EPA Mandates 25% More Biodiesel This Year
This story appears in the Jan. 9 print edition of Transport Topics.
Diesel refineries must produce 1 billion gallons of biodiesel in 2012, a 25% increase from last year, the Environmental Protection Agency said last month, but the agency decided to delay its planned 2013 mandate.
Setting the 2012 standard, EPA rejected American Trucking Associations’ argument in written comments that the 1 billion-gallon requirement would be “a new billion dollar hidden tax on the trucking industry.” The agency said the expiration of a tax credit for biodiesel does not warrant lowering the standard.
“We do envision that the higher the number, the more likely the increase in the cost of fuel,” Glen Kedzie, ATA’s environmental counsel, told Transport Topics.

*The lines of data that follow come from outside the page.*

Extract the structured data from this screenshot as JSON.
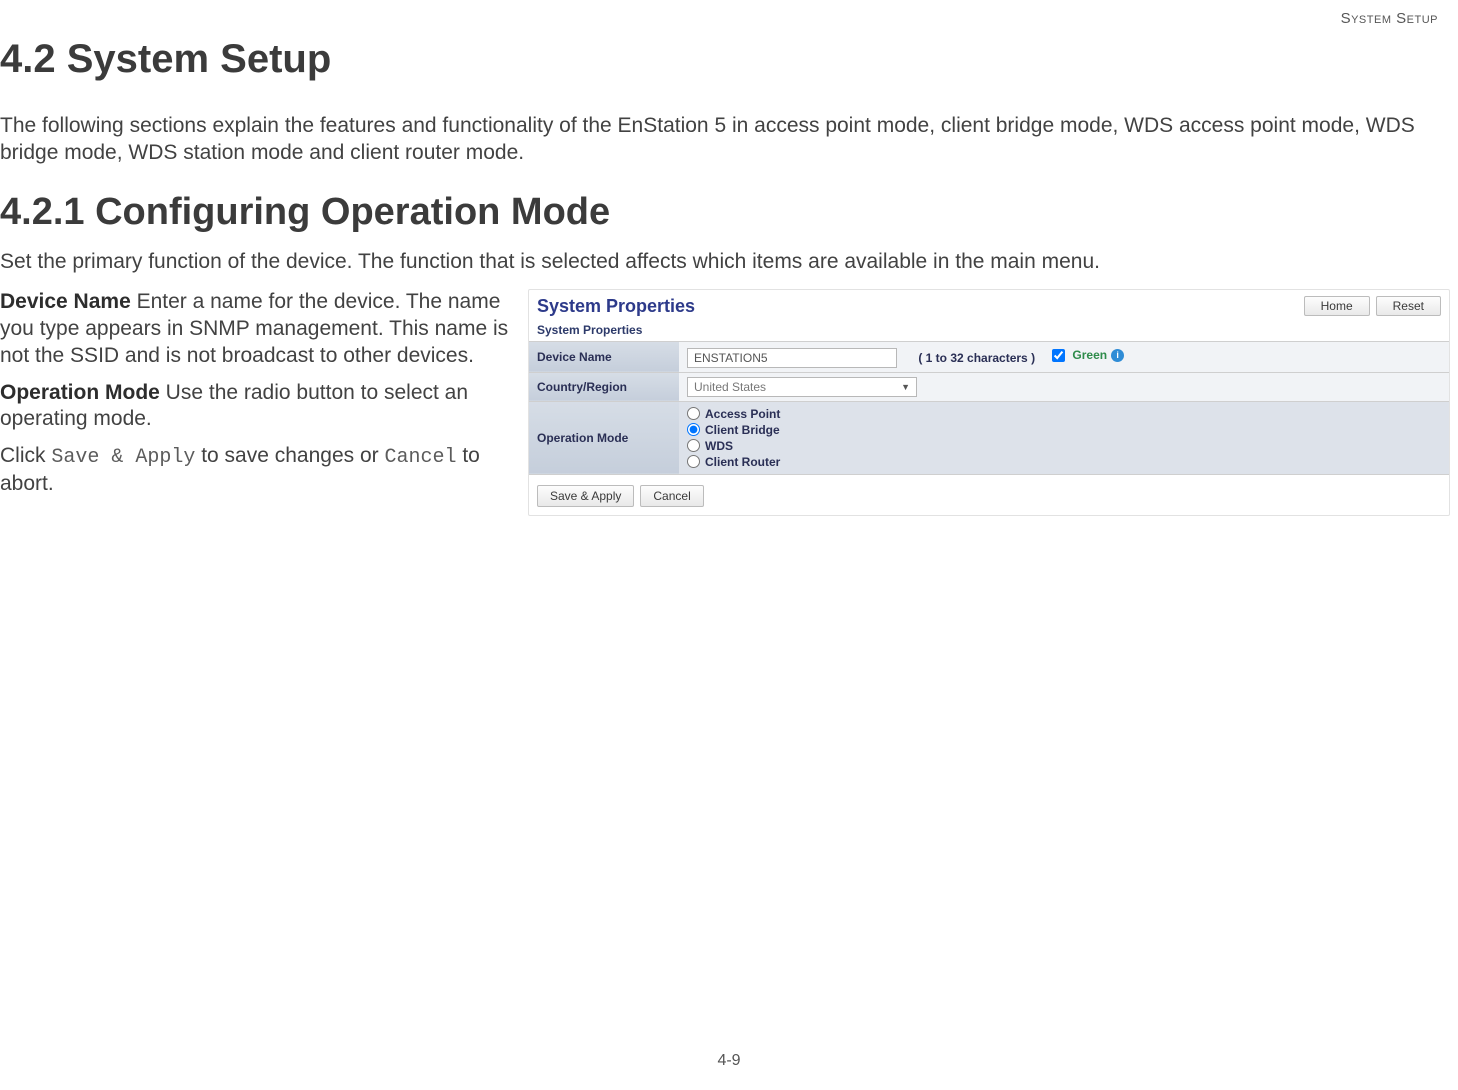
{
  "header": {
    "running_head": "System Setup"
  },
  "section": {
    "number_title": "4.2 System Setup",
    "intro": "The following sections explain the features and functionality of the EnStation 5 in access point mode, client bridge mode, WDS access point mode, WDS bridge mode, WDS station mode and client router mode."
  },
  "subsection": {
    "number_title": "4.2.1 Configuring Operation Mode",
    "lead": "Set the primary function of the device. The function that is selected affects which items are available in the main menu."
  },
  "descriptions": {
    "device_name_label": "Device Name",
    "device_name_text": "  Enter a name for the device. The name you type appears in SNMP management. This name is not the SSID and is not broadcast to other devices.",
    "operation_mode_label": "Operation Mode",
    "operation_mode_text": "  Use the radio button to select an operating mode.",
    "click_prefix": "Click ",
    "save_apply_mono": "Save & Apply",
    "click_mid": " to save changes or ",
    "cancel_mono": "Cancel",
    "click_suffix": " to abort."
  },
  "screenshot": {
    "panel_title": "System Properties",
    "top_buttons": {
      "home": "Home",
      "reset": "Reset"
    },
    "sub_heading": "System Properties",
    "rows": {
      "device_name": {
        "label": "Device Name",
        "value": "ENSTATION5",
        "char_note": "( 1 to 32 characters )",
        "green_label": "Green"
      },
      "country": {
        "label": "Country/Region",
        "value": "United States"
      },
      "operation_mode": {
        "label": "Operation Mode",
        "options": [
          "Access Point",
          "Client Bridge",
          "WDS",
          "Client Router"
        ],
        "selected_index": 1
      }
    },
    "actions": {
      "save_apply": "Save & Apply",
      "cancel": "Cancel"
    }
  },
  "footer": {
    "page_number": "4-9"
  }
}
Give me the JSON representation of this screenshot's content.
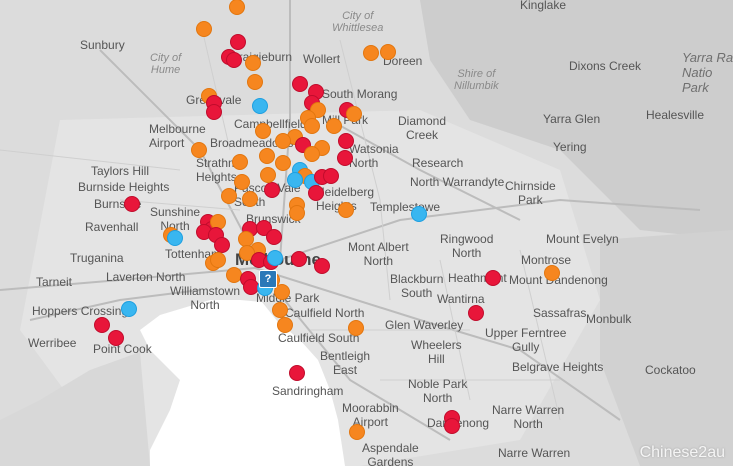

The 1 billion-gallon mandate matches the level of biomass-based diesel that EPA envisioned requiring when it proposed the mandate in 2011. In the same proposal, EPA said it wanted a 1.28 billion-gallon requirement for 2013.
“We are continuing to evaluate the many comments on the [proposal] from stakeholders and will issue a final rule setting the applicable biomass-based diesel volume for calendar year 2013 as expeditiously as practicable,” EPA wrote in the final rule it released Dec. 22.
In comments filed in August, ATA asked EPA to waive the 2012 mandate and rethink its 2013 mandate, citing economic conditions and the tax-credit expiration. EPA mandated that 800 million gallons be produced in 2011 and 650 million gallons the previous year.
“Given the high cost and operating challenges associated with biodiesel, demand for biomass-based diesel would evaporate absent government mandates,” ATA wrote.
Kedzie predicted that the mandate delay will cause prices of biodiesel blends, which usually contain 2% to 5% biodiesel, to increase. He did not speculate how much the prices would rise.
Biodiesel costs more to produce than the standard ultra-low-sulfur diesel, but a $1-per-gallon tax credit to diesel refiners who blend bio-diesel into their fuel helped bring the cost down and make it competitive with standard fuel.
That tax credit expired at the end of 2011. Several bills were proposed to extend it, but “time just ran out at the end of the year,” said Ben Evans, spokesman for the National Biodiesel Board.
“We don’t have the blender’s credit,” Kedzie said. “According to what we hear, Congress is going to try to revisit that and try to push it through.” ATA pushed to renew the credit before the end of the year, but Congress did not pass the law before starting its winter recess.
NBB slammed Congress’s inaction, saying that it put thousands of jobs at risk.
“Jobs and the economy are supposed to be the top priority in Washington, yet Congress has left thousands of workers in limbo heading into the holidays by failing to extend this tax incentive,” Anne Steckel, the group’s vice president of federal affairs, said in a December statement. “It’s a missed opportunity, and we are urging Congress to pass an extension immediately next year [in 2012] to limit the economic damage.”
The $1 credit, enacted in 2005, has been in effect every year since then, except 2010, and so far this year, Evans said.
Though EPA is legally required to set renewable fuel standards yearly, it has the authority to temporarily waive rules for biodiesel if market conditions would make the price of biodiesel rise significantly. Citing the potential for the tax credit to expire, ATA asked EPA to use that authority for the 2012 standard, but EPA rejected the argument.
“The waiver authority . . . is based on an EPA determination that there ‘is’ a feedstock disruption or other market circumstance that would make the price of
biomass-based diesel rise significantly,” EPA wrote. “If Congress had intended that we project future market circumstances that might lead to significant prices increases, it could have used ‘will be’ in place of ‘is’ . . . ”.
In its rule, which EPA released Dec. 22, the agency called it “conjecture” to predict that the biodiesel credit would expire without being renewed.
No federal law requires that biodiesel be blended into diesel sold at the pump, but Minne-sota, Oregon, Pennsylvania and Washington all have their own mandates for blends from 2% to 5%.